The other two problems I have really mark a difference between philosophies of translation as much as anything else: Joris's decisions are consistent, so they must be intended. The first of these two problems involves compound words: Joris generally tends to translate Celan's German compounds as English compounds (as in the book's title). This seems to me to make Celan much stranger than he actually is, as the nonce compounding of nouns is an everyday practice in German and not in English. By generally translating Celan's compounds as English compounds, Joris adds a layer of "oddity" to Celan's poems that is not really there in the German. (I had long discussions with Dieter M. Gräf about compounds when I was translating Dieter's poems.)
The second problem involves a special grammatical construction that Celan uses quite often. Here's an example (the next-to-last poem in the book):
No name, that would name:
its consonance
knots us under the
in song to be stiffened
lighttent.
(Note the superfluous comma in line 1 and the compound in line 5, as examples of my first two criticisms.) The phrase translated by line 4 is dense in German, but it is not hard to parse: "unters / steifzusingende / Hellzelt" is a prepositional phrase with an adjective modifying the object of the preposition. In English, Joris's phrase makes no sense at all: preposition + article + preposition + noun + passive infinitive + noun. Huh?
Over and over again, then, Joris takes such complex participial constructions positioned between an article and a noun—perfectly standard in German—and translates them as if such constructions existed in English. If I were to write the previous sentence like that, then it would say "Joris takes such between an article and a noun positioned complex participial constructions."

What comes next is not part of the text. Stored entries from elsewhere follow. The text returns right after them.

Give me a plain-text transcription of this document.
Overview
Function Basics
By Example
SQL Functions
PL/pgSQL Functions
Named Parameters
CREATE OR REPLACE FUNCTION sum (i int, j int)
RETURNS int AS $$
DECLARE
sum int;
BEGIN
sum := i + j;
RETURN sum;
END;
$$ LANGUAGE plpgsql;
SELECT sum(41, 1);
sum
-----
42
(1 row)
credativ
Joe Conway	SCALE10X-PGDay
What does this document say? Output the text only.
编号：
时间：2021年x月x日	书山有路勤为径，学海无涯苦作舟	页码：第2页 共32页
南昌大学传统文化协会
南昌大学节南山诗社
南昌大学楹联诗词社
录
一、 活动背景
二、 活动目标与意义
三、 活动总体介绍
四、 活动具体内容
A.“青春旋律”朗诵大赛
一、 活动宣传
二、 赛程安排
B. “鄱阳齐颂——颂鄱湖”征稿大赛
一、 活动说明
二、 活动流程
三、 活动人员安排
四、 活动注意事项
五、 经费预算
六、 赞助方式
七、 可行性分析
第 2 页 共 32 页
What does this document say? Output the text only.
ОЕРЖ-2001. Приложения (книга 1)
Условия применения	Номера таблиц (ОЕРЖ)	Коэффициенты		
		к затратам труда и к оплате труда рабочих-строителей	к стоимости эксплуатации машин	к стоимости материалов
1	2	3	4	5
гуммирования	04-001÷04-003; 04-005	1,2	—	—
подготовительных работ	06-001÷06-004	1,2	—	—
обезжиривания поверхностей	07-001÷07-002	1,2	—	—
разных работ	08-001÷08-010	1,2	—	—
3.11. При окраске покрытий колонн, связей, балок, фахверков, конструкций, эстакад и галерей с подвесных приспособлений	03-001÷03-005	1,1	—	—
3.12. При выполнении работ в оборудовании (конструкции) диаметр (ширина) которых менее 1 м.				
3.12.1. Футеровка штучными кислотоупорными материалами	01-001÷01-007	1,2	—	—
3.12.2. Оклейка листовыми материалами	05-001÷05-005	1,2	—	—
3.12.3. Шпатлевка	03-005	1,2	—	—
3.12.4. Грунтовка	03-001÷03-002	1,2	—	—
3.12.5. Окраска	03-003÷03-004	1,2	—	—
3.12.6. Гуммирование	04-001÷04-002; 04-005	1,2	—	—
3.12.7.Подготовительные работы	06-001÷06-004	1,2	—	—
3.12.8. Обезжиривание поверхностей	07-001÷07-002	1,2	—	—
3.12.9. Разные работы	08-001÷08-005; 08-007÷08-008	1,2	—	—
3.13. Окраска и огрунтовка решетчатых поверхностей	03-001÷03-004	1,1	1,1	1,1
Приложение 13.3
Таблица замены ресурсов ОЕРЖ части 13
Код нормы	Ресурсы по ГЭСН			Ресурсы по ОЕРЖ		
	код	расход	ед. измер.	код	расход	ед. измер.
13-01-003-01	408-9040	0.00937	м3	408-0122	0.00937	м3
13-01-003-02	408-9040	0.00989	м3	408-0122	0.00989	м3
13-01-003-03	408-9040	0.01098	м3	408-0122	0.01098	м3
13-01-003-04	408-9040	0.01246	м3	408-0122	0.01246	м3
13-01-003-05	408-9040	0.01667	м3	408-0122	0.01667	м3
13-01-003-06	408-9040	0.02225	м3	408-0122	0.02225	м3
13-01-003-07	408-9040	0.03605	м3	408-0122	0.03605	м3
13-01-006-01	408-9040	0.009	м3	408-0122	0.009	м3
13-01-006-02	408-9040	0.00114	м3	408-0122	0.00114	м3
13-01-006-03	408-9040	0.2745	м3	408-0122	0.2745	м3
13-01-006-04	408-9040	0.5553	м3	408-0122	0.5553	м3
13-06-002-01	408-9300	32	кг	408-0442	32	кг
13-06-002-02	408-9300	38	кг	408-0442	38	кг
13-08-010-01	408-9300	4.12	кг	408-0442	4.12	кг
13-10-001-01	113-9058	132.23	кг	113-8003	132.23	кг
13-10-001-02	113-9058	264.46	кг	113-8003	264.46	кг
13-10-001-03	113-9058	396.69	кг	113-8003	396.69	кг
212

It turns out that I was correct to assume that Joris was doing this on purpose, as he discusses and defends his translation of this very structure in the preface to Breathturn. But the proof of the translation is in the reading, and only those who know German will be able to make sense of the phrases where Joris retains the German word order.
My approach to translation is quite different in these two cases: I use compounds much more sparingly in my English versions of German poems than they are used in the originals, because excessive compounding is weird in English, while German poets who use compounding often (such as Celan, or Gräf, or Anne Duden) are only taking an everyday gesture further.
Nor do I see the point in following German word order when it produces bizarre or even incorrect English grammar or syntax. If the German is incorrect, then of course the English should be incorrect, too, as in this passage from a poem by Brigitte Oleschinski: "I / is the sleeper that journeys."
Beyond this difference in philosophy, though, I think Joris, for all his merits as a translator of Celan who has brought so many poems into English so beautifully (such as those I quoted above), often does Celan a disservice by making Celan seem not only "difficult," but simply bizarre. Celan may push the limits of German grammar, but he does not violate its rules (or perhaps I should say "hardly ever violates," just to be safe). Instead, he takes advantage of all the correct grammatical structures the German language offers him, fully exploiting their nuances and their power. To follow German syntax in an English version is to make him into a very different poet than he actually was and risk stripping him of all that nuance and power. A poet many people consider "difficult" largely because they have been told he is "difficult" does not need to have further difficulties like this added in the process of translation.